This article states that
once you arrive at Mars you'll only have a couple of weeks before you'd have to begin a fresh Hohmann transfer back to Earth, otherwise you'll have to hang out on Mars for about 18 months before another launch window comes around, to return to Earth! That's why human missions to Mars are either short term (ten days or so on the planet) or long term (two years on the planet).
This sounds like you can go to Mars and back to Earth within a single Hohmann transfer. (I presume leaving the transfer orbit for about ten days would not significantly change the overall trajectory.)
However, the semi-major axis of a Hohmann transfer between the orbits of Earth and Mars, given by $$\frac{r_\mathrm{Earth} + r_\mathrm{Mars}}{2}\text{,}$$ is about 1.26 AU (assuming Earth and Mars have circular orbits around the sun, with $r_\mathrm{Earth} = 1\,\mathrm{AU}$ and $r_\mathrm{Mars} = 1.52\,\mathrm{AU}$), for which Kepler’s 3rd law gives an orbital period of 1.42 years. Hence, when an object following this Hohmann orbit arrives, after departing from Earth, in Earth’s orbit again for the next time, almost one and a half year will have passed and Earth will be somewhere on the other side of the sun: The transfer orbit would not return to Earth (at least not within one orbital period).
Neither Earth’s nor Mars’s orbit is exactly circular, and there is a difference in inclination, so the transfer orbit will not be exactly a Hohmann orbit, but the relative inclination and orbital eccentricities of Earth and Mars are low, so I do not expect this to have a significant impact.
I am also aware that a transfer orbit between two planets does not necessarily have to be a (near-)Hohmann orbit. However, as I understand it, there is a considerable difference in terms of energy (and thus fuel) requirements, making any transfer other than (near-)Hohmann more or less infeasible (in most situations, and specifically for Earth–Mars or back).
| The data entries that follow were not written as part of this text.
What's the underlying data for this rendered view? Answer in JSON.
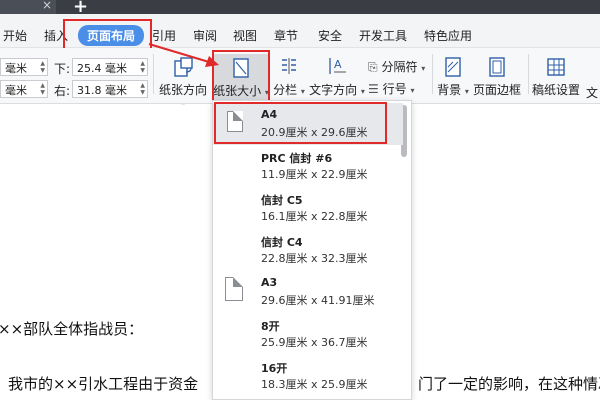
{
  "tabstrip": {
    "close_glyph": "×",
    "plus_glyph": "+"
  },
  "menu": {
    "items": [
      "开始",
      "插入",
      "页面布局",
      "引用",
      "审阅",
      "视图",
      "章节",
      "安全",
      "开发工具",
      "特色应用"
    ]
  },
  "ribbon": {
    "left_top_value": "毫米",
    "left_bottom_value": "毫米",
    "down_label": "下:",
    "down_value": "25.4 毫米",
    "right_label": "右:",
    "right_value": "31.8 毫米",
    "orientation": "纸张方向",
    "size": "纸张大小",
    "columns": "分栏",
    "text_direction": "文字方向",
    "separator": "分隔符",
    "line_numbers": "行号",
    "background": "背景",
    "page_border": "页面边框",
    "paper_settings": "稿纸设置",
    "text_cut": "文"
  },
  "document": {
    "line1": "××部队全体指战员：",
    "line2_left": "我市的××引水工程由于资金",
    "line2_right": "门了一定的影响，在这种情况"
  },
  "dropdown": {
    "options": [
      {
        "name": "A4",
        "dims": "20.9厘米 x 29.6厘米",
        "selected": true,
        "icon": "page-icon"
      },
      {
        "name": "PRC 信封 #6",
        "dims": "11.9厘米 x 22.9厘米"
      },
      {
        "name": "信封 C5",
        "dims": "16.1厘米 x 22.8厘米"
      },
      {
        "name": "信封 C4",
        "dims": "22.8厘米 x 32.3厘米"
      },
      {
        "name": "A3",
        "dims": "29.6厘米 x 41.91厘米",
        "icon": "page-icon"
      },
      {
        "name": "8开",
        "dims": "25.9厘米 x 36.7厘米"
      },
      {
        "name": "16开",
        "dims": "18.3厘米 x 25.9厘米"
      }
    ]
  },
  "colors": {
    "accent": "#4a8ee8",
    "highlight": "#e02a2a",
    "tab_dark": "#3a3d44"
  }
}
Given that a single Hohmann transfer orbit from Earth to Mars does not return to Earth, how would a Mars mission with staying only about ten days on Mars (as described by the article) be accomplished? Can it (reasonably) work at all, or is that article wrong? It also claims that
the Hohmann Transfer Orbit […] takes a good six months to go from Earth to Mars
which does not match the calculation above (the half of 1.42 years is 8.5 months), so I suspect that it either refers to some other kind of transfer orbit or just got the numbers wrong.